A mosquito feeding on a human host. (PHOTO: PUBLIC DOMAIN)

For the second time this year, health departments in Florida and the Centers for Disease Control (CDC) are reporting cases of dengue fever. Dengue, which is spread by mosquitoes, was, until recently, all but eradicated in the United States. Back in March a slew of new cases in Florida worried local health officials, but subsided. Then, earlier this month, more new cases showed up, and the number is growing. The latest outbreak has caused county officials in southern Florida to suspend blood donations. That could create a knock-on effect for the area's entire health system.

Why is this happening? Last year a team from Texas Tech University tried to figure out why "breakbone fever" had started to flare up again.

The assumption the researchers started with, and most people start with, is that tropical diseases like dengue will extend further north as the planet warms, widening the band we traditionally think of as "tropical." That's pretty intuitive: More habitat for disease-carrying mosquitoes means more habitat for the disease.
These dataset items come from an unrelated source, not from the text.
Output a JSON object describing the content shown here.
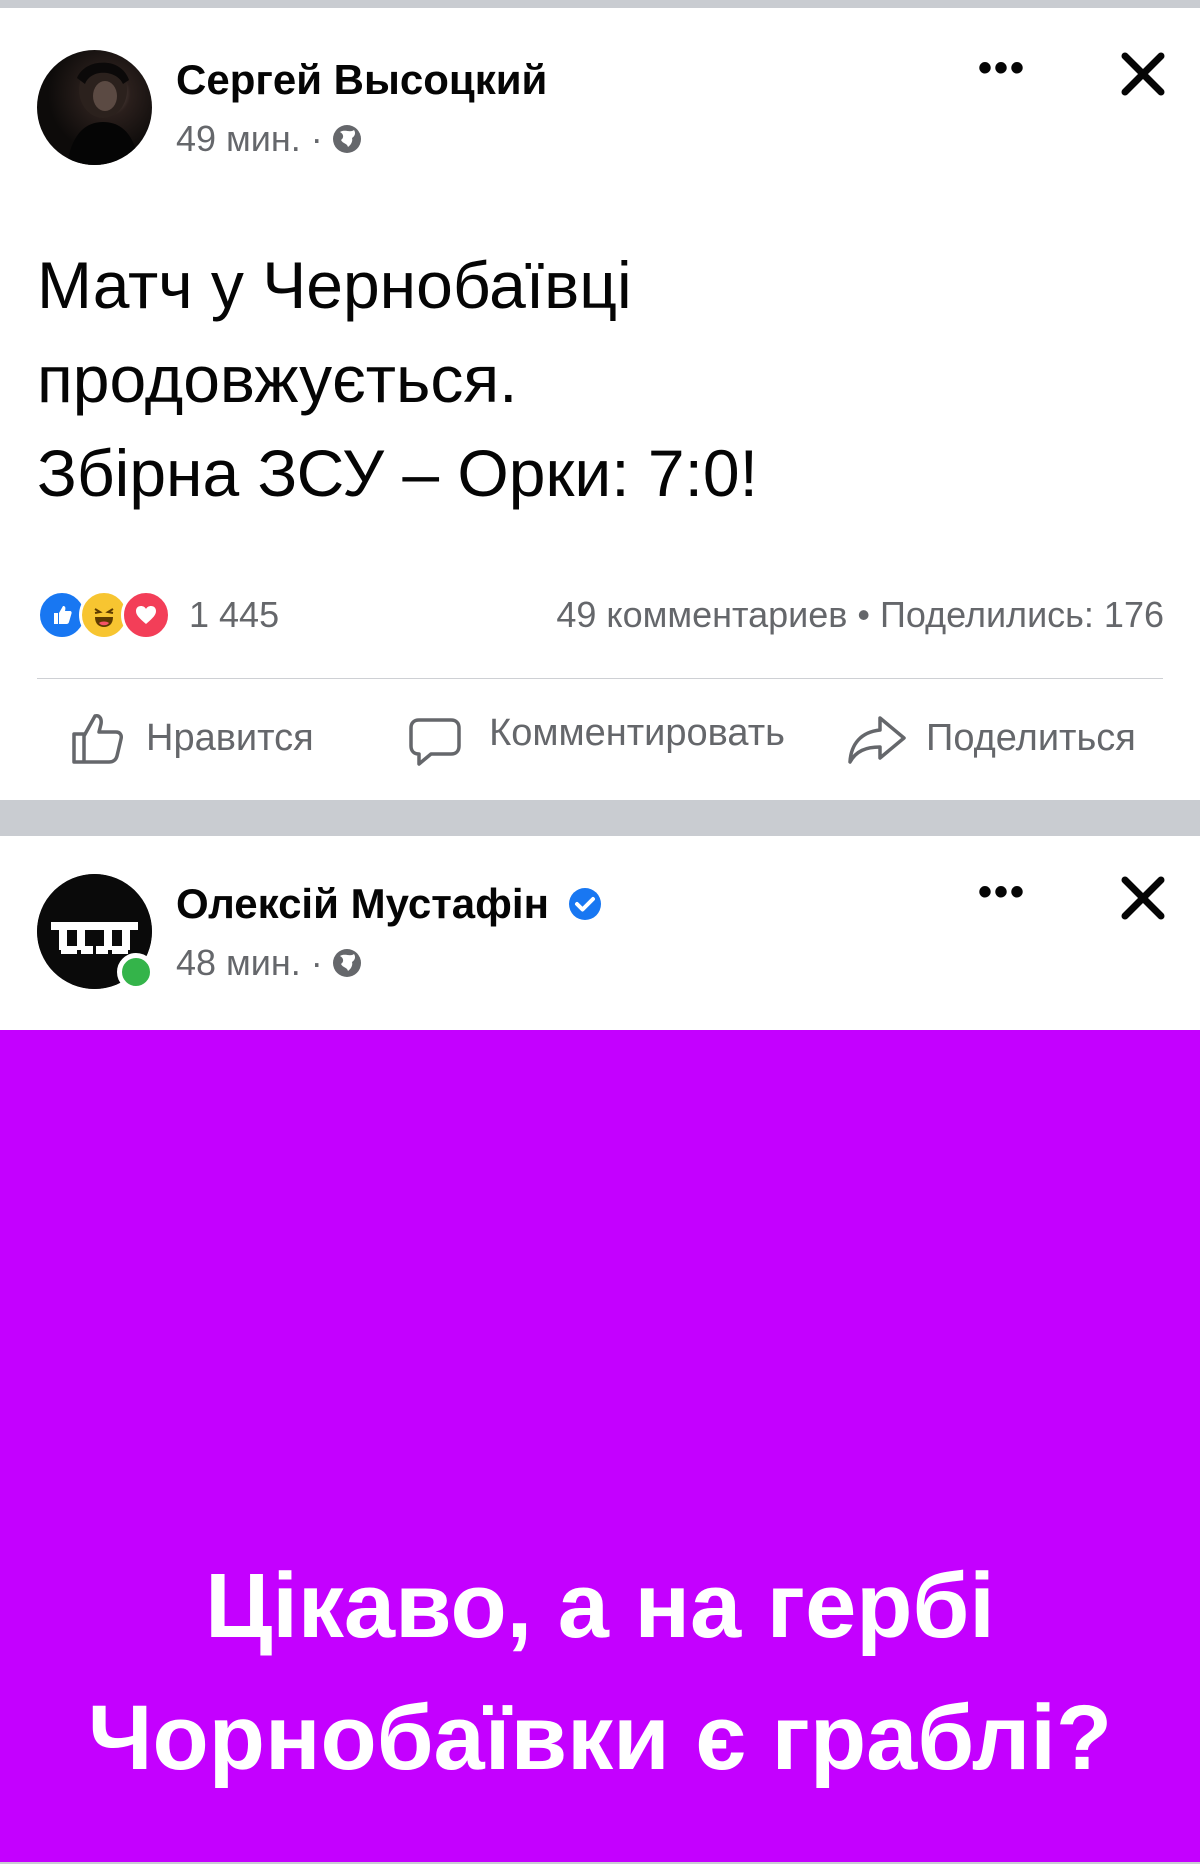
{
  "post1": {
    "author": "Сергей Высоцкий",
    "time": "49 мин. ·",
    "privacy_icon": "globe-icon",
    "more_icon": "more-icon",
    "close_icon": "close-icon",
    "text_lines": [
      "Матч у Чернобаївці",
      "продовжується.",
      "Збірна ЗСУ – Орки: 7:0!"
    ],
    "reactions": {
      "icons": [
        "like-reaction-icon",
        "haha-reaction-icon",
        "love-reaction-icon"
      ],
      "count": "1 445"
    },
    "stats": "49 комментариев • Поделились: 176",
    "actions": {
      "like": "Нравится",
      "comment": "Комментировать",
      "share": "Поделиться"
    }
  },
  "post2": {
    "author": "Олексій Мустафін",
    "verified_icon": "verified-badge-icon",
    "time": "48 мин. ·",
    "privacy_icon": "globe-icon",
    "more_icon": "more-icon",
    "close_icon": "close-icon",
    "online_status": "online-indicator",
    "image_text_lines": [
      "Цікаво, а на гербі",
      "Чорнобаївки є граблі?"
    ],
    "image_background": "#c400ff"
  },
  "colors": {
    "separator": "#c9ccd1",
    "secondary_text": "#65676b",
    "facebook_blue": "#1877f2"
  }
}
When the team looked closer, however, they found little evidence of that. They found lots of mosquitoes ranging throughout much of North America. But the disease usually wasn't present. The assumption that spreading mosquitoes would necessarily spread the disease was false.
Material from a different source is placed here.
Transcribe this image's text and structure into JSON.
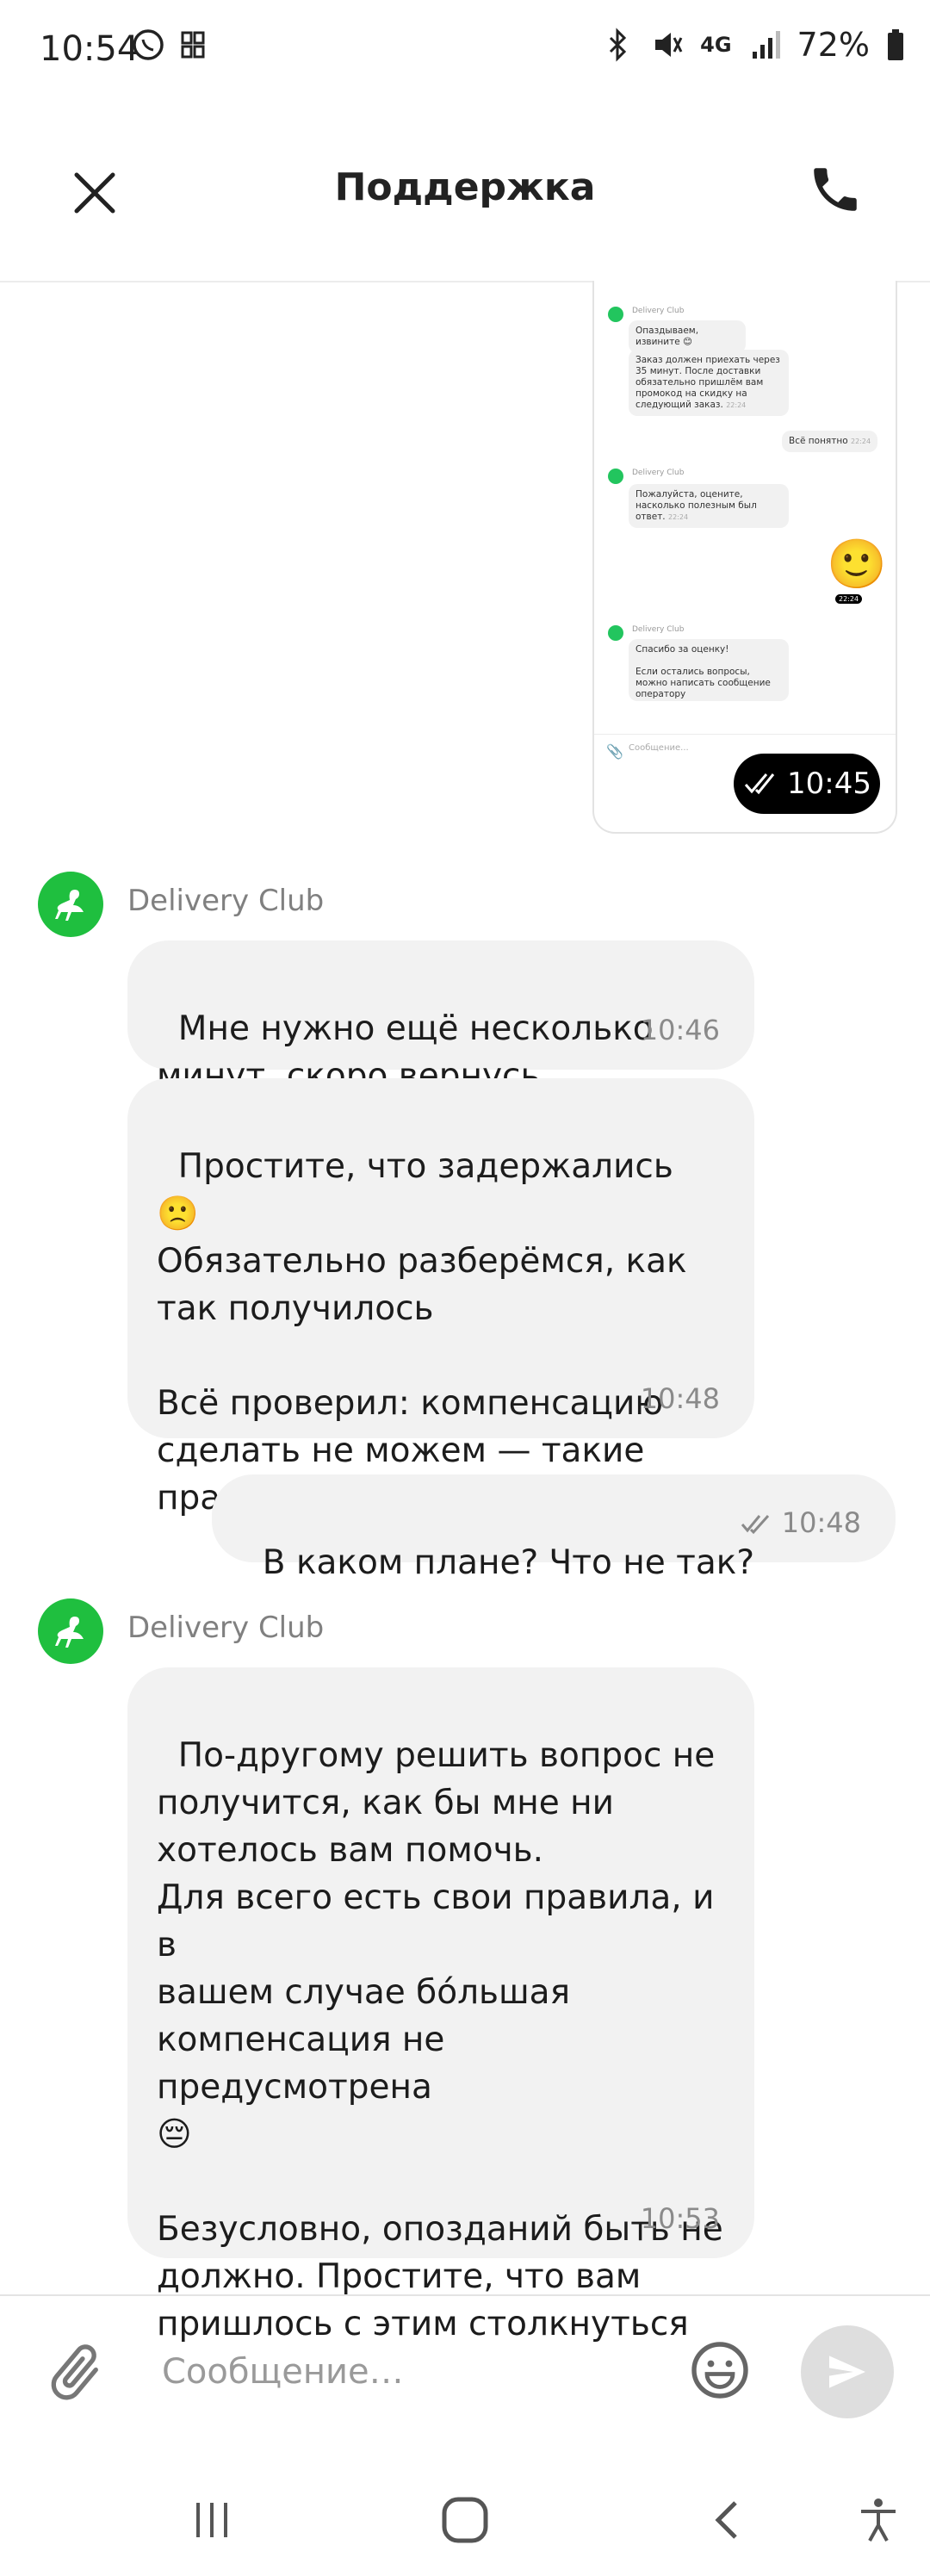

Next, they fed what they knew about existing mosquito populations into several different models of climate conditions over the next century. The models differed in the degree they assumed greater and lesser changes in greenhouse gas emissions. The Texas Tech team focused on mosquito populations in Atlanta, Chicago, and Lubbock, Texas. Those cities mark the very edge of the habitat of one of the two mosquito strains that carry dengue, a bug called Aedes Albopictus.

Comparing the models revealed something new. The important climate impact wasn't a change in the bugs' territory or population—but their behavior. They found that hotter summers caused less bug activity, and also bug deaths. That led the mosquitoes to become more active, and breed and bite more frantically, in cooler seasons.
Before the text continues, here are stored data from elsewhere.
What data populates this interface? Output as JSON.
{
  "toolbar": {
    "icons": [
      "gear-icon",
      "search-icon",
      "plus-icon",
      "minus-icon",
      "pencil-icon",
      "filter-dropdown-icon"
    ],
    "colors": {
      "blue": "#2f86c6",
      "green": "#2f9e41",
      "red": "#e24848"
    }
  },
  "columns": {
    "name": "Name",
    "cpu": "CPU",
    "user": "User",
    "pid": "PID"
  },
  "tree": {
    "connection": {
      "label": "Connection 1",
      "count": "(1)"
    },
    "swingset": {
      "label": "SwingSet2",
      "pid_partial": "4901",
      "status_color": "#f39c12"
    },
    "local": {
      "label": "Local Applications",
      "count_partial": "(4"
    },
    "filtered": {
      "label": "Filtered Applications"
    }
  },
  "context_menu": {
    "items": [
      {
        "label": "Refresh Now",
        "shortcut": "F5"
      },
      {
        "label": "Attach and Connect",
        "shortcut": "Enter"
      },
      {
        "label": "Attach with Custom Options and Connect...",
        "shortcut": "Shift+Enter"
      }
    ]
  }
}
The new spikes-and-valleys pattern of mosquito activity led to matching spikes in dengue infections. Compressed mosquito activity meant more biting, in a shorter period of time. Thus, epidemics, rather than isolated cases here and there.

Is that what's happening in Florida this year? It's only one theory, based on a very limited sample. But 2013 Florida, with its spring and fall dengue outbreaks, sure looks like the Texas Tech team's graph. One hopes not. A "dengue season," like the flu and allergy seasons, is a nightmarish thought for hospital networks and blood supplies.